There have been approximately 200 “cookie-cutter” Employee Retirement Income Security Act (ERISA) class action lawsuits filed against retirement plans since 2015, including more than 90 cases filed in 2020 alone, says Jon Chambers, managing director at SageView Advisory Group, in a recent white paper, citing numbers from an industry insurer.
This includes an increase in lawsuits against smaller plans—i.e., those with less than $100 million in assets and fewer than 1,000 participants.
With more “cookie-cutter” cases being filed, especially when the qualified default investment alternative (QDIA) is a “big ticket” target-date fund (TDF), Chambers writes, there is no sign of these suits slowing down.
All this has largely been due to what Chambers calls “the Schlichter Blitzkrieg,” referring to the barrage of lawsuits the Schlichter Bogard & Denton law firm filed against 401(k) plans and univesity 403(b) plans beginning in 2006. Several years later, in mid-2015, numerous other plaintiffs’ law firms began filing “copycat” style lawsuits against 401(k) plan fiduciaries and recordkeepers, generally following Schlichter’s “proof of concept” excessive fee claims, he writes.
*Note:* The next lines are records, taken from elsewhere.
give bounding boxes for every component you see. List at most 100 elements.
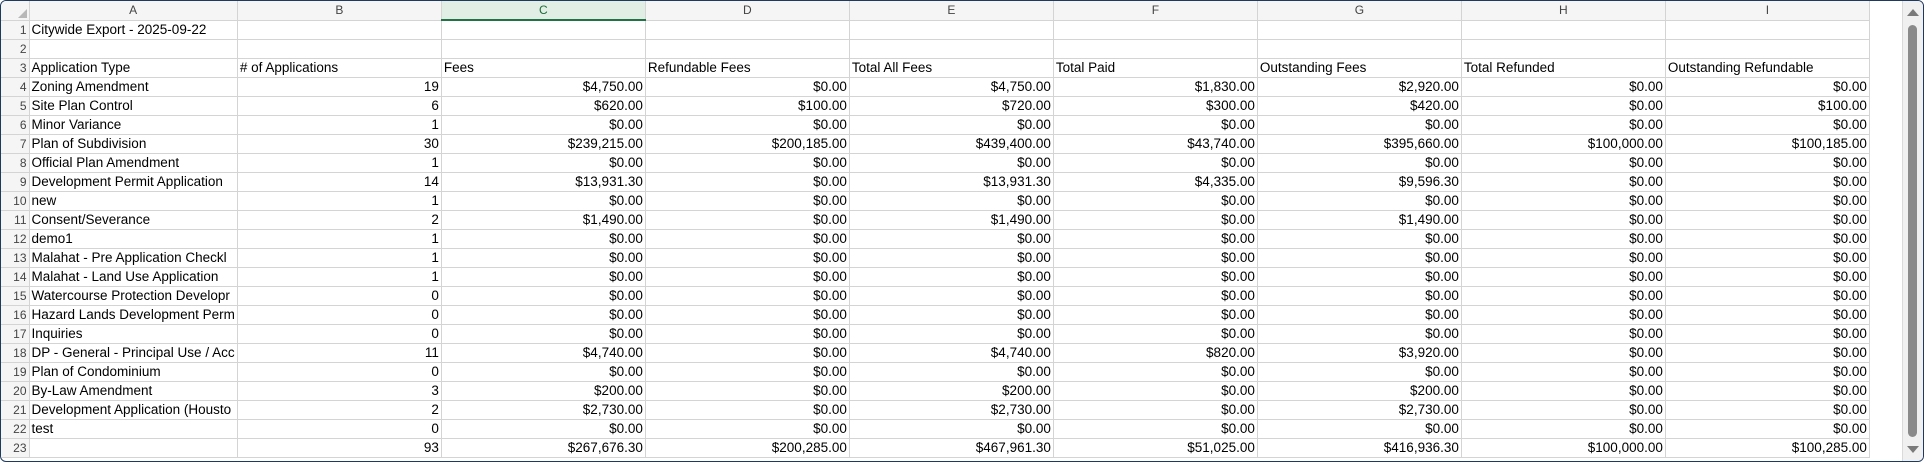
cell-c9[interactable]: $13,931.30 — [441, 172, 646, 192]
cell-a6[interactable]: Minor Variance — [29, 115, 238, 135]
cell-a22[interactable]: test — [29, 419, 238, 439]
cell-a18[interactable]: DP - General - Principal Use / Acc — [29, 343, 238, 363]
cell-h6[interactable]: $0.00 — [1461, 115, 1666, 135]
cell-b18[interactable]: 11 — [237, 343, 442, 363]
cell-h9[interactable]: $0.00 — [1461, 172, 1666, 192]
cell-f4[interactable]: $1,830.00 — [1053, 77, 1258, 97]
cell-e23[interactable]: $467,961.30 — [849, 438, 1054, 458]
cell-g11[interactable]: $1,490.00 — [1257, 210, 1462, 230]
cell-g10[interactable]: $0.00 — [1257, 191, 1462, 211]
cell-f13[interactable]: $0.00 — [1053, 248, 1258, 268]
cell-g4[interactable]: $2,920.00 — [1257, 77, 1462, 97]
cell-h7[interactable]: $100,000.00 — [1461, 134, 1666, 154]
cell-a15[interactable]: Watercourse Protection Developr — [29, 286, 238, 306]
cell-d23[interactable]: $200,285.00 — [645, 438, 850, 458]
cell-g23[interactable]: $416,936.30 — [1257, 438, 1462, 458]
cell-a5[interactable]: Site Plan Control — [29, 96, 238, 116]
cell-d14[interactable]: $0.00 — [645, 267, 850, 287]
cell-d3[interactable]: Refundable Fees — [645, 58, 850, 78]
cell-b14[interactable]: 1 — [237, 267, 442, 287]
cell-d4[interactable]: $0.00 — [645, 77, 850, 97]
cell-b5[interactable]: 6 — [237, 96, 442, 116]
cell-f6[interactable]: $0.00 — [1053, 115, 1258, 135]
cell-c21[interactable]: $2,730.00 — [441, 400, 646, 420]
cell-h22[interactable]: $0.00 — [1461, 419, 1666, 439]
cell-i22[interactable]: $0.00 — [1665, 419, 1870, 439]
cell-b22[interactable]: 0 — [237, 419, 442, 439]
row-header[interactable]: 19 — [1, 362, 30, 382]
cell-f19[interactable]: $0.00 — [1053, 362, 1258, 382]
row-header[interactable]: 14 — [1, 267, 30, 287]
row-header[interactable]: 1 — [1, 20, 30, 40]
cell-b9[interactable]: 14 — [237, 172, 442, 192]
cell-i20[interactable]: $0.00 — [1665, 381, 1870, 401]
cell-b21[interactable]: 2 — [237, 400, 442, 420]
cell-c19[interactable]: $0.00 — [441, 362, 646, 382]
cell-d13[interactable]: $0.00 — [645, 248, 850, 268]
cell-h11[interactable]: $0.00 — [1461, 210, 1666, 230]
cell-d18[interactable]: $0.00 — [645, 343, 850, 363]
column-header-b[interactable]: B — [237, 1, 442, 21]
cell-i21[interactable]: $0.00 — [1665, 400, 1870, 420]
cell-e16[interactable]: $0.00 — [849, 305, 1054, 325]
cell-i9[interactable]: $0.00 — [1665, 172, 1870, 192]
cell-d21[interactable]: $0.00 — [645, 400, 850, 420]
cell-d20[interactable]: $0.00 — [645, 381, 850, 401]
column-header-f[interactable]: F — [1053, 1, 1258, 21]
cell-e18[interactable]: $4,740.00 — [849, 343, 1054, 363]
cell-d22[interactable]: $0.00 — [645, 419, 850, 439]
cell-f1[interactable] — [1053, 20, 1258, 40]
cell-g14[interactable]: $0.00 — [1257, 267, 1462, 287]
cell-h17[interactable]: $0.00 — [1461, 324, 1666, 344]
cell-g9[interactable]: $9,596.30 — [1257, 172, 1462, 192]
cell-h10[interactable]: $0.00 — [1461, 191, 1666, 211]
cell-e17[interactable]: $0.00 — [849, 324, 1054, 344]
cell-i12[interactable]: $0.00 — [1665, 229, 1870, 249]
cell-c16[interactable]: $0.00 — [441, 305, 646, 325]
cell-d6[interactable]: $0.00 — [645, 115, 850, 135]
cell-d19[interactable]: $0.00 — [645, 362, 850, 382]
cell-b20[interactable]: 3 — [237, 381, 442, 401]
cell-g2[interactable] — [1257, 39, 1462, 59]
cell-f3[interactable]: Total Paid — [1053, 58, 1258, 78]
cell-d17[interactable]: $0.00 — [645, 324, 850, 344]
cell-e21[interactable]: $2,730.00 — [849, 400, 1054, 420]
cell-f23[interactable]: $51,025.00 — [1053, 438, 1258, 458]
cell-g7[interactable]: $395,660.00 — [1257, 134, 1462, 154]
cell-e2[interactable] — [849, 39, 1054, 59]
cell-i8[interactable]: $0.00 — [1665, 153, 1870, 173]
cell-h16[interactable]: $0.00 — [1461, 305, 1666, 325]
cell-f8[interactable]: $0.00 — [1053, 153, 1258, 173]
row-header[interactable]: 23 — [1, 438, 30, 458]
cell-h14[interactable]: $0.00 — [1461, 267, 1666, 287]
row-header[interactable]: 17 — [1, 324, 30, 344]
cell-i16[interactable]: $0.00 — [1665, 305, 1870, 325]
column-header-a[interactable]: A — [29, 1, 238, 21]
cell-h20[interactable]: $0.00 — [1461, 381, 1666, 401]
cell-a1[interactable]: Citywide Export - 2025-09-22 — [29, 20, 238, 40]
row-header[interactable]: 6 — [1, 115, 30, 135]
cell-g6[interactable]: $0.00 — [1257, 115, 1462, 135]
row-header[interactable]: 7 — [1, 134, 30, 154]
cell-i14[interactable]: $0.00 — [1665, 267, 1870, 287]
cell-g15[interactable]: $0.00 — [1257, 286, 1462, 306]
cell-g21[interactable]: $2,730.00 — [1257, 400, 1462, 420]
cell-h8[interactable]: $0.00 — [1461, 153, 1666, 173]
cell-i11[interactable]: $0.00 — [1665, 210, 1870, 230]
cell-g17[interactable]: $0.00 — [1257, 324, 1462, 344]
cell-a2[interactable] — [29, 39, 238, 59]
cell-c17[interactable]: $0.00 — [441, 324, 646, 344]
cell-c13[interactable]: $0.00 — [441, 248, 646, 268]
row-header[interactable]: 18 — [1, 343, 30, 363]
cell-i3[interactable]: Outstanding Refundable — [1665, 58, 1870, 78]
cell-g5[interactable]: $420.00 — [1257, 96, 1462, 116]
cell-f22[interactable]: $0.00 — [1053, 419, 1258, 439]
cell-f7[interactable]: $43,740.00 — [1053, 134, 1258, 154]
cell-e12[interactable]: $0.00 — [849, 229, 1054, 249]
cell-b17[interactable]: 0 — [237, 324, 442, 344]
cell-f10[interactable]: $0.00 — [1053, 191, 1258, 211]
select-all-corner[interactable] — [1, 1, 30, 21]
cell-c14[interactable]: $0.00 — [441, 267, 646, 287]
cell-c4[interactable]: $4,750.00 — [441, 77, 646, 97]
cell-b13[interactable]: 1 — [237, 248, 442, 268]
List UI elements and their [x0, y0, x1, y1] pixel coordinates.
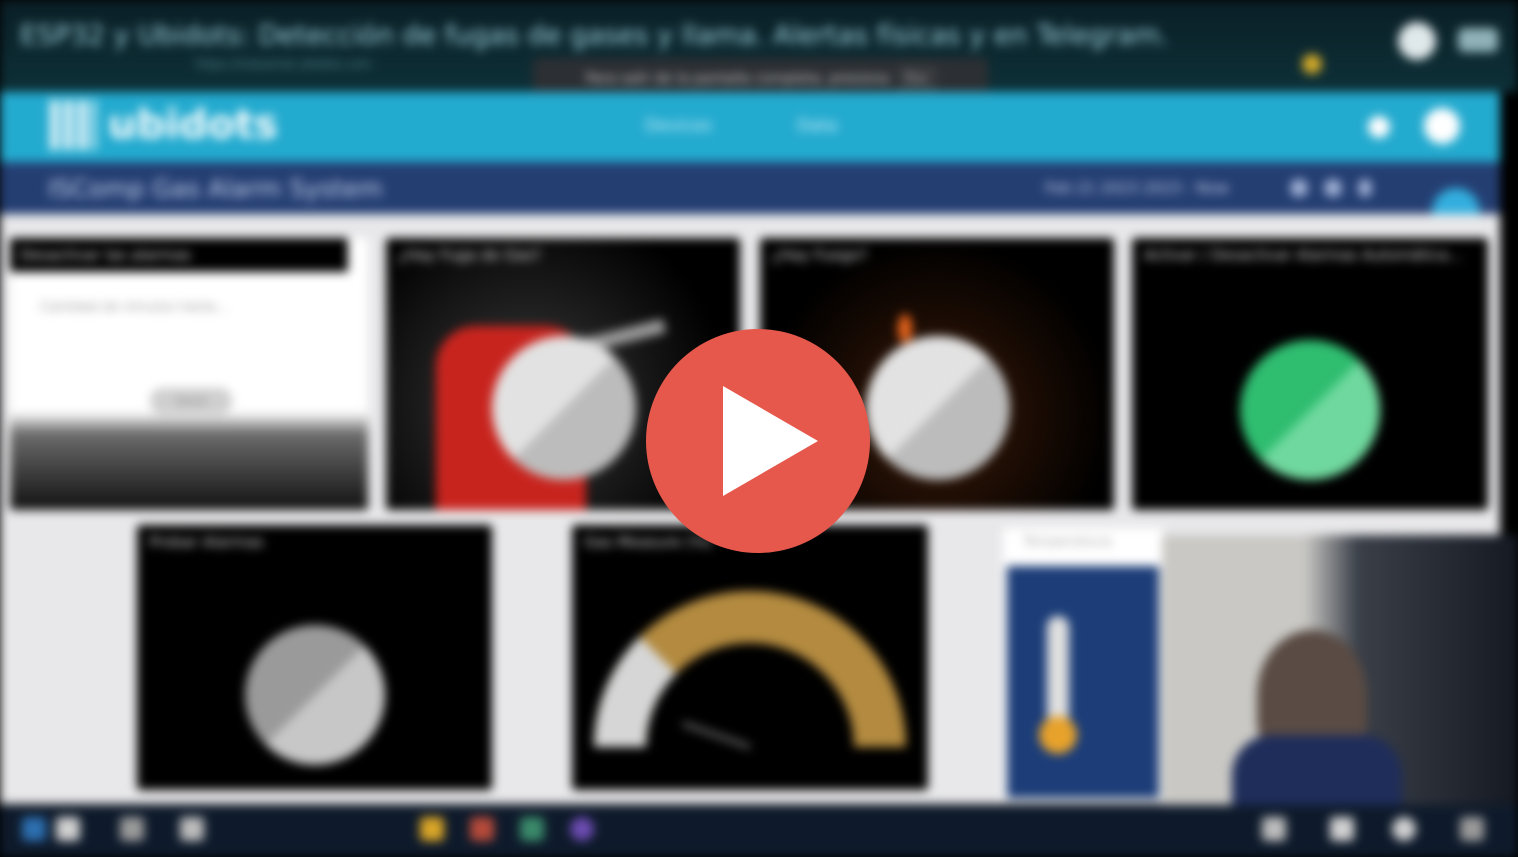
dashboard-bar: ISComp Gas Alarm System Feb 21 2023 2023…	[0, 162, 1500, 214]
thermometer-panel	[1007, 566, 1159, 798]
app-icon[interactable]	[520, 817, 544, 841]
fullscreen-exit-key: Esc	[899, 68, 936, 90]
ubidots-logo-icon	[50, 100, 96, 150]
folder-icon[interactable]	[420, 817, 444, 841]
fire-indicator-light	[866, 336, 1010, 480]
bell-icon[interactable]	[1368, 116, 1390, 138]
fullscreen-notice-text: Para salir de la pantalla completa, pres…	[585, 71, 890, 87]
ubidots-logo: ubidots	[108, 102, 278, 148]
widget-title: Desactivar las alarmas	[10, 238, 348, 272]
presenter-body	[1232, 735, 1402, 805]
widget-disable-alarms: Desactivar las alarmas Cantidad de minut…	[10, 238, 368, 510]
more-icon[interactable]	[1358, 179, 1372, 197]
widget-auto-alarms: Activar / Desactivar Alarmas Automática.…	[1132, 238, 1488, 510]
gas-gauge	[594, 591, 906, 749]
play-icon	[723, 386, 818, 496]
flame-icon	[898, 314, 912, 342]
clock-icon	[1398, 22, 1436, 60]
gas-indicator-light	[492, 336, 636, 480]
settings-gear-icon[interactable]	[1392, 817, 1416, 841]
widget-test-alarms: Probar Alarmas	[137, 525, 492, 790]
test-alarm-toggle[interactable]	[245, 625, 385, 765]
send-button[interactable]: Send	[150, 388, 232, 414]
share-icon	[1458, 28, 1498, 52]
thermometer-bulb	[1039, 716, 1077, 754]
next-icon[interactable]	[120, 817, 144, 841]
settings-icon[interactable]	[1324, 179, 1342, 197]
widget-temperature: Temperatura	[1003, 528, 1163, 798]
video-player[interactable]: ESP32 y Ubidots: Detección de fugas de g…	[0, 0, 1518, 857]
user-avatar-icon[interactable]	[1424, 108, 1460, 144]
minutes-input-label: Cantidad de minutos hasta...	[40, 300, 229, 315]
edit-icon[interactable]	[1290, 179, 1308, 197]
dashboard-title[interactable]: ISComp Gas Alarm System	[48, 174, 383, 203]
widget-title: ¿Hay Fuga de Gas?	[398, 246, 541, 264]
widget-title: Temperatura	[1023, 534, 1112, 550]
fullscreen-icon[interactable]	[1460, 817, 1484, 841]
play-button[interactable]	[646, 329, 870, 553]
minutes-input[interactable]	[30, 326, 360, 364]
widget-gas-gauge: Gas Measure (%)	[572, 525, 928, 790]
video-title: ESP32 y Ubidots: Detección de fugas de g…	[20, 20, 1169, 51]
gauge-arc-base	[594, 636, 678, 748]
nav-data[interactable]: Data	[797, 116, 838, 136]
gauge-needle	[682, 721, 751, 749]
ubidots-header: ubidots Devices Data	[0, 92, 1500, 162]
webcam-overlay	[1162, 535, 1518, 805]
search-icon[interactable]	[570, 817, 594, 841]
player-taskbar	[0, 805, 1518, 857]
nav-devices[interactable]: Devices	[645, 116, 712, 136]
chrome-icon[interactable]	[470, 817, 494, 841]
captions-icon[interactable]	[1262, 817, 1286, 841]
auto-alarm-toggle[interactable]	[1240, 340, 1380, 480]
widget-title: Activar / Desactivar Alarmas Automática.…	[1144, 246, 1463, 264]
widget-title: Probar Alarmas	[149, 533, 264, 551]
play-small-icon[interactable]	[56, 817, 80, 841]
star-icon	[1302, 54, 1322, 74]
date-range-selector[interactable]: Feb 21 2023 2023 - Now	[1045, 179, 1229, 197]
chat-icon[interactable]	[1330, 817, 1354, 841]
address-url: https://industrial.ubidots.com	[195, 57, 372, 71]
widget-title: ¿Hay Fuego?	[772, 246, 868, 264]
volume-icon[interactable]	[180, 817, 204, 841]
windows-start-icon[interactable]	[22, 817, 46, 841]
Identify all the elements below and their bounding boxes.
“Over the past 15 years, ERISA fiduciary litigation in defined contribution [DC] plans has grown from a rare event … to a seemingly everyday occurrence,” Chambers writes.
Amid the rush of litigation, fiduciary liability insurance underwriter Euclid Specialty says claims are so commonplace that fiduciary liability insurance could disappear.
“We have reached an inflection point in the war against [DC] plans because the risk has become virtually uninsurable,” Chambers says in his white paper, quoting a Euclid report. Thus, insurers to plan sponsors and plan fiduciaries are now beginning to talk about “insurability risk,” according to Euclid.
“Insurance companies have paid well over $1 billion in settlements, but this economic model cannot continue,” Euclid says.
For now, insurers are starting to hedge their exposure by considering reducing coverage and increasing retention, according to Euclid.
To protect themselves against ERISA litigation, which is “clearly significant for fiduciaries”—particularly when it comes to excessive fee cases—Chambers says, “thankfully, there are many strategies that plan sponsors can employ to mitigate ERISA litigation risk.”
The wall of defense should start with “risk-mitigation strategies based on governance procedures,” Chambers says.
“Appoint a committee to oversee the plan’s fiduciary responsibilities,” he continues. “Define the duties of the committee in writing (via a committee charter) and have the committee review the duties and charter periodically. Have the committee develop, adopt and periodically review an investment policy statement (IPS), possibly with the assistance of an independent investment adviser. Hold periodic meetings (e.g., quarterly), distribute agendas and materials in advance, and prepare minutes that memorialize actions and decisions taken at meetings.”
Chambers goes on to say that it is also important to “consider involving qualified legal counsel in committee meetings/plan review process[es]” and to “ensure fiduciaries are properly appointed and appropriately trained.”
It is also smart for retirement plan committees to review fiduciary liability insurance coverage, ensure limits and deductibles are appropriate, and review communications from plan vendors to participants, he says.
Law firm Hanson Bridgett says plan sponsors can often avoid participant complaints through regular, clear communication. It adds that plan sponsors must be sure to “follow up on any participant complaints.”
Of course, sponsors must also have set procedures for monitoring service providers. Best practices, it says, include reviewing performance, including adherence to contractual performance standards; reviewing fees for reasonableness; and negotiating fees where appropriate.
All of this must be accompanied by a formal annual review process, and thorough plan document and operational compliance, the firm notes.
Plan sponsors should also be on the lookout for claims and appeals issues, as well as service provider issues, Hanson Bridgett says. Data security and fraud prevention are becoming more and more critical, for example.
Along the lines of data security, plan sponsors also need to have strict governance rules for committee meetings that are held remotely and should look for updates from the DOL on general fiduciary issues, the firm advises.
Hanson Bridgett goes on to say that plan sponsors should also stay abreast of any legislative and regulatory changes. Priorities for this year include the possible passage of the so-called “SECURE Act 2.0,” and a potential new fiduciary rule from the Department of Labor (DOL), it notes. Both actions would have a big effect on the retirement plan industry and could also affect plan sponsors.
Environmental, social and governance (ESG) investing has also been a topic of hot discussion and changing guidance. Retirement plan experts say sponsors should continue to look for the latest guidance from the DOL if they are interested in using such investments.
Finally, the DOL is likely to issue continuing guidance on including private equity in employer-sponsored DC plans, the law firm says.